Marine Le Pen à Creutzwald, dans le nord-est de la France, le 31 janvier 2026. ( AFP / JEAN-CHRISTOPHE VERHAEGEN )
Le 12 février, le gouvernement a dévoilé sa nouvelle stratégie politique énergétique, après trois ans d'intenses débats et d'innombrables reports.
Le parti dénonce "une politique décroissante" qui "fait peser un risque majeur sur les finances publiques". Le groupe des députés RN à l'Assemblée nationale a déposé ce lundi 23 février une motion de censure contre le gouvernement pour protester contre la publication par décret le 13 février de la stratégie énergétique d'ici à 2035, a annoncé une source au groupe à l'AFP.

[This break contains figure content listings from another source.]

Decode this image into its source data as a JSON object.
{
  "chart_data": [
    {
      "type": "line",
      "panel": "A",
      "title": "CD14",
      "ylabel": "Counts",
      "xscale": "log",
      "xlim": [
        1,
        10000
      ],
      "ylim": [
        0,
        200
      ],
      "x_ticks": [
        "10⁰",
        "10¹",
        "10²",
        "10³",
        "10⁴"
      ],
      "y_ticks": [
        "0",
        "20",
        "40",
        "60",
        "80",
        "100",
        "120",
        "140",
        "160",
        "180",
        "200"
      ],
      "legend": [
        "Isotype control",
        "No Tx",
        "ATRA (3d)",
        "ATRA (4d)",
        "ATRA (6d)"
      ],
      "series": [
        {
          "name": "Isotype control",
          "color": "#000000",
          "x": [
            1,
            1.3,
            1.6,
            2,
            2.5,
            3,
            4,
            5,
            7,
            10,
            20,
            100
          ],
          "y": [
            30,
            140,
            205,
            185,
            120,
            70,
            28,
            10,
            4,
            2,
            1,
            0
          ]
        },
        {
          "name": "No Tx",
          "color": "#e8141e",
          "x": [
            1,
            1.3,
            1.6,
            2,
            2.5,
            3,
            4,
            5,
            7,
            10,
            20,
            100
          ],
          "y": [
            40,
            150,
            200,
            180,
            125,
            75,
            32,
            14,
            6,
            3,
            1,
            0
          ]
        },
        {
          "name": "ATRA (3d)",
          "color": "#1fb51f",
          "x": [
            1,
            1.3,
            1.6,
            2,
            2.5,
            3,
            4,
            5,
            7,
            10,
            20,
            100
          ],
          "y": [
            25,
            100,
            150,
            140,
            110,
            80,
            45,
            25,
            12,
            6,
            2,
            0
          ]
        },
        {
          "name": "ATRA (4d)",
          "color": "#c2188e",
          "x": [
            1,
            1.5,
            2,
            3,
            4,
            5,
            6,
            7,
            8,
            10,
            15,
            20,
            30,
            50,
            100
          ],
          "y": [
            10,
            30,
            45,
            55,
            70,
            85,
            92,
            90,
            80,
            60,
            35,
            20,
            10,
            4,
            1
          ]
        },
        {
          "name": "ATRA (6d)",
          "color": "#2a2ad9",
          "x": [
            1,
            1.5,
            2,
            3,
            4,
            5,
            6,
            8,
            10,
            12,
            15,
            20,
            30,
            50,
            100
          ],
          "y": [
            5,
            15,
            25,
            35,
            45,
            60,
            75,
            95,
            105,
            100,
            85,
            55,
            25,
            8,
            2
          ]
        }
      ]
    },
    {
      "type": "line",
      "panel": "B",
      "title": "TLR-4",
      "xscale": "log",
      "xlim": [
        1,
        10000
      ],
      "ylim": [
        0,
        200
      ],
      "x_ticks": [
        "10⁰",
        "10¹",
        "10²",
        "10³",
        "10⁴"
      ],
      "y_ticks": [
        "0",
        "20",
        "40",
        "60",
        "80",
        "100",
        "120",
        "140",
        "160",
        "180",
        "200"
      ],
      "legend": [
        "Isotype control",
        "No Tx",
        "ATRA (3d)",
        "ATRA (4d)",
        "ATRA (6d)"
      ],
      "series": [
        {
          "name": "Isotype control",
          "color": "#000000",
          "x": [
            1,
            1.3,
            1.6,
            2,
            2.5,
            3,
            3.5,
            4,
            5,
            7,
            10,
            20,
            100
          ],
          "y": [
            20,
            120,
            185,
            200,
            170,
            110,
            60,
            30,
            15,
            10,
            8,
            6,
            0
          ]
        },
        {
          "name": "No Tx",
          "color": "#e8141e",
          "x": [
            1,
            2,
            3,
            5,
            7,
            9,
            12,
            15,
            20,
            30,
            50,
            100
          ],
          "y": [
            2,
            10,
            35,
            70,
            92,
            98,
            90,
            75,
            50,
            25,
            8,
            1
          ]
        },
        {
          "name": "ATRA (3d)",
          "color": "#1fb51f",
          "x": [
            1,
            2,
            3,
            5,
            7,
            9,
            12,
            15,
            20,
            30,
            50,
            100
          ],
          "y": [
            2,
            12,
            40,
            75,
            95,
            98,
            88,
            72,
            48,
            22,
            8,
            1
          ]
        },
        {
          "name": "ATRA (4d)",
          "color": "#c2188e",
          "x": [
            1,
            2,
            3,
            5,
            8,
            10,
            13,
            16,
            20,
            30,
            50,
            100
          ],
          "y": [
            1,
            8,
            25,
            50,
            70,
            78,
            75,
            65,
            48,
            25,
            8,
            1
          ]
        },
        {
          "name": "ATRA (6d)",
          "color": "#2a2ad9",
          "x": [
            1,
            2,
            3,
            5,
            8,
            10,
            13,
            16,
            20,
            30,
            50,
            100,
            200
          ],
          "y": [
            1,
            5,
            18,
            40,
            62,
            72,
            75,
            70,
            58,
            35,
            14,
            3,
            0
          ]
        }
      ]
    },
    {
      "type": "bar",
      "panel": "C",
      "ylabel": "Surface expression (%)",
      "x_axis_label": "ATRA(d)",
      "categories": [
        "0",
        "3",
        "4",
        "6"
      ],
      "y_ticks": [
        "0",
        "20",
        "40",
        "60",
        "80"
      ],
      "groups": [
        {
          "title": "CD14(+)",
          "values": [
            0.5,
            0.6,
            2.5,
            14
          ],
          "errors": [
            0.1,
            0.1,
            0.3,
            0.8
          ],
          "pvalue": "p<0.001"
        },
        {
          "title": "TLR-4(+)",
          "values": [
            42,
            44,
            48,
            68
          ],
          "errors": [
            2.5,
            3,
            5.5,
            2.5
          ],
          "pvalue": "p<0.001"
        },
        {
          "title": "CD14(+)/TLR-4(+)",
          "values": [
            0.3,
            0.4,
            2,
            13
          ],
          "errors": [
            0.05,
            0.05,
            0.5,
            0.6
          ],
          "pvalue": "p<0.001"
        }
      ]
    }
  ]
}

La présidente du groupe, Marine Le Pen, avait appelé les députés hostiles à cette Programmation pluriannuelle de l'énergie (PP3) à déposer une motion de censure, annonçant que le RN le ferait sinon. Le parti proteste "sur la forme", contre "un acte illibéral contre le Parlement", et sur le fond contre "une politique décroissante qui accélère les énergies intermittentes, ment sur le nucléaire et fait peser un risque majeur sur les finances publiques". Il estime que le gouvernement aurait dû passer par la loi, en vertu du code de l'énergie, et pointe un "choix irrationnel" des énergies intermittentes dicté par la Commission européenne.
La motion de censure n'a guère de chance d'être adoptée
La motion de censure sera examinée au plus tôt mercredi, en raison d'un délai obligatoire de 48 heures entre le dépôt et l'examen. Elle n'a guère de chance d'être adoptée, alors que jusqu'ici les motions de censure du RN n'ont jamais été votées par la gauche.
Le gouvernement a dévoilé le 12 février sa nouvelle stratégie politique énergétique, après trois ans d'intenses débats et d'innombrables reports. Mettant l'accent sur la relance de la consommation d'une électricité décarbonée, notamment d'origine nucléaire, en remplacement des énergies fossiles coûteuses à importer, la feuille de route du gouvernement a aussi acté un moindre déploiement de l'éolien terrestre et du solaire. La droite sénatoriale a elle aussi protesté vivement contre le choix du gouvernement de passer par décret. Un débat sur le sujet est prévu lundi après-midi au Sénat, à la demande du président de la chambre haute, Gérard Larcher.